Dyskeratosis Congenita

Also known as: Hoyeraal-Hreidarsson syndrome; Zinsser–Engman–Cole syndrome

Background

Dyskeratosis congenita is a genetic condition that can affect the skin, blood, eyes, teeth, bones, gastrointestinal tract (bowel), genitourinary (kidneys, bladder) and respiratory (breathing) systems.

Credits

Last updated July 2018 by Professor I Dokal, Professor of Paediatrics, Barts and The London, Queen Mary University, London, UK.

Although great care has been taken in the compilation and preparation of all entries to ensure accuracy, we cannot accept responsibility for any errors or omissions. Any medical information provided is for education/information purposes and is not designed to replace medical advice by a qualified medical professional.

What are the symptoms?

Children with the condition often have fingernails and toenails that grow poorly or are abnormally shaped. They also often have changes in skin colouring (pigmentation), especially on the neck and chest. White patches inside the mouth (oral leukoplakia) is another well-known characteristic of dyskeratosis congenita.

People with dyskeratosis congenita are especially vulnerable to impairment of bone marrow function (bone marrow failure). As the main function of the bone marrow is to produce new blood cells, affected individuals may develop aplastic anaemia (when the bone marrow does not produce enough new blood cells). They are also at higher than average risk for myelodysplastic syndrome, a condition in which immature blood cells fail to develop normally and which may progress to a form of blood cancer called leukaemia. People with dyskeratosis congenita are also at increased risk of developing leukaemia in the absence of myelodysplastic syndrome.
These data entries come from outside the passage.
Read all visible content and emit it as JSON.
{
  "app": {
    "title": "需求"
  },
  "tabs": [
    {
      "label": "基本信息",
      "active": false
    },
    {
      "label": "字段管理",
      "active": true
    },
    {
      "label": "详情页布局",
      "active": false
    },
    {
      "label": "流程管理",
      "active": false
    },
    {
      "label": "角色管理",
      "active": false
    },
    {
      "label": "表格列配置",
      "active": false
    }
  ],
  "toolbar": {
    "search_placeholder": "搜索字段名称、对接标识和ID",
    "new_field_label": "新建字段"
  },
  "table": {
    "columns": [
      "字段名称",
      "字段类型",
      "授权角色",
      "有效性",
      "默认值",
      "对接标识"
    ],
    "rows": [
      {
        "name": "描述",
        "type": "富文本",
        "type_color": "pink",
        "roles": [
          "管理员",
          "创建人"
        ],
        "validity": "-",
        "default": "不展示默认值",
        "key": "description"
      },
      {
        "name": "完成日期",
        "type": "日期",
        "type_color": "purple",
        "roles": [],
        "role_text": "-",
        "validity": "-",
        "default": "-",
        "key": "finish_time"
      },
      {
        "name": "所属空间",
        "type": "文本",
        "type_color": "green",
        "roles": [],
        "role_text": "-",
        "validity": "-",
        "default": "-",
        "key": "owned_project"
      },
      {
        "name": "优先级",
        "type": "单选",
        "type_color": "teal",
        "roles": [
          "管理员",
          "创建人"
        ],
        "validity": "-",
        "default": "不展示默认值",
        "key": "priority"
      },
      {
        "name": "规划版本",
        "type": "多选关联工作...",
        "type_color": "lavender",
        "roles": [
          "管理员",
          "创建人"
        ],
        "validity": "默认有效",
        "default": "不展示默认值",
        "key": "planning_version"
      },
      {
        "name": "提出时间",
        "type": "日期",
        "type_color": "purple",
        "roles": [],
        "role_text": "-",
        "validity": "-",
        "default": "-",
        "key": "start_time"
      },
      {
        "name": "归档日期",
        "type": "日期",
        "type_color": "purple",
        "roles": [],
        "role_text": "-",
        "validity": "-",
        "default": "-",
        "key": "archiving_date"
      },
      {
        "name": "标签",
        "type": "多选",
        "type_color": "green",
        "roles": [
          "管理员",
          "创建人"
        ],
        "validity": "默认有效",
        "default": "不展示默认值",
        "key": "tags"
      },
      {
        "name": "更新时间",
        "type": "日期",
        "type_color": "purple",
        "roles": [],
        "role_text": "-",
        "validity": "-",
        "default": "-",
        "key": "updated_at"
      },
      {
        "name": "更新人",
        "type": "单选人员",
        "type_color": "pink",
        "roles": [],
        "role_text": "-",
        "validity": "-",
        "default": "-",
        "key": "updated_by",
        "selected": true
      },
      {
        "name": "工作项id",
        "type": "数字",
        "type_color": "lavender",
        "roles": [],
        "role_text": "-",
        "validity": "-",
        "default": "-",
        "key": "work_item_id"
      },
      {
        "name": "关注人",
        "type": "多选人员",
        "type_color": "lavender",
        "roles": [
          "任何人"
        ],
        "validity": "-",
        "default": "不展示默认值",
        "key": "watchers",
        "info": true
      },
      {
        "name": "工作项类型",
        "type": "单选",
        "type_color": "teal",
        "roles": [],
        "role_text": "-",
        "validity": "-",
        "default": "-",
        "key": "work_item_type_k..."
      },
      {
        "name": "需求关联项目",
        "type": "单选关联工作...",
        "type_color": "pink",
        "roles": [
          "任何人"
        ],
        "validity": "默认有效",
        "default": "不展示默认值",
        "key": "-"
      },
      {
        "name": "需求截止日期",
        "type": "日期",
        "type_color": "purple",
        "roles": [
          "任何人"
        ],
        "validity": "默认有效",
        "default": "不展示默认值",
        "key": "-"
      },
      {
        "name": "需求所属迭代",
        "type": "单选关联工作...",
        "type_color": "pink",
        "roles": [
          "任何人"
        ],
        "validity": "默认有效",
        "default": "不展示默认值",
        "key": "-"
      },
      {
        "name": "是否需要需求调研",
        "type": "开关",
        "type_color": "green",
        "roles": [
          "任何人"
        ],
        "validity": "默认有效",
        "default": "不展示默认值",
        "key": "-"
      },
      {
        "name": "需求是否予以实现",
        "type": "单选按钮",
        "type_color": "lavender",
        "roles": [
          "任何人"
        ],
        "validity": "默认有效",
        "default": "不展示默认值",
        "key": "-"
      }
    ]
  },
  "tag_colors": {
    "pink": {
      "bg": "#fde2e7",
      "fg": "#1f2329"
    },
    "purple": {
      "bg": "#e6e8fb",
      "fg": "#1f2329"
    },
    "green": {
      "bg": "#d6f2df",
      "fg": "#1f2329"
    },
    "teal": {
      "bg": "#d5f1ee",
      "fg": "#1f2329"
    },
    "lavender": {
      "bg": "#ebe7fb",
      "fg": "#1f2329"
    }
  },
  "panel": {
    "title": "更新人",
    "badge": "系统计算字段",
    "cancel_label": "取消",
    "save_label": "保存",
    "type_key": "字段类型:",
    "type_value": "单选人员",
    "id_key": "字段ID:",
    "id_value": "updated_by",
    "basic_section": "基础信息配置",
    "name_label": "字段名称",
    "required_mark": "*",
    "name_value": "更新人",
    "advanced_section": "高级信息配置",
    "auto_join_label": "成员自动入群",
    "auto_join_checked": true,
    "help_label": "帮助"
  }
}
In addition, they have a higher than average risk of developing other cancers, especially cancers of the head, neck, anus or genitals.

People with dyskeratosis congenita may also develop pulmonary fibrosis, a condition that causes scar tissue (fibrosis) to build up in the lungs, decreasing the transport of oxygen into the bloodstream.

What are the causes?

In around 70 per cent of those affected, the condition is caused by mutations in the DKC1, TERC, TERT, NOP10, NHP2, TINF2, USB1, TCAB1, CTC1, RTEL1, ACD (TPP1), PARN and NAF1 genes. Twelve of these genes provide instructions for making proteins that help maintain telomeres, which are structures found at the ends of chromosomes and prevent genetic material being lost from the end of chromosomes. The genetic defects are not known in around 30 per cent of cases.

How is it diagnosed?

The condition will be suspected based on clinical features a person presents with. If the mutation(s) causing the condition is in one of the twelve known genes, then molecular testing (testing of DNA to look for the mutation) will confirm the diagnosis.

How is it treated?

There is no cure for dyskeratosis congenita, treatment will aim to reduce the symptoms. Patients who develop abnormalities in their bone marrow are at risk of life-threatening infections and bleeding. Approximately 70 per cent of patients respond (obtain a good haematological response) to the drugs danazol and oxymetholone. If the bone marrow failure is severe and there is a compatible bone marrow donor, treatment by bone marrow transplantation is possible.

Inheritance patterns and prenatal diagnosis

Inheritance patterns
Inheritance can be X-linked recessive (DKC1), autosomal dominant (TERC, TERT, TINF2, RTEL1 and NAF1) and autosomal recessive (NOP10, NHP2, TERT, USB1, TCAB1, CTC1, RTEL1, ACD and PARN). In approximately 30 per cent of patients the genetic basis remains unknown. In some cases the mutation is a new mutation (de novo) and it is not inherited; this is usually the case for TINF2 mutations.

Prenatal diagnosis
Molecular (DNA) testing can be carried out during pregnancy if the mutation in a family is known. It is available in the UK as part of the Dyskeratosis Congenita Registry at Barts and The London School of Medicine and Dentistry, London, UK.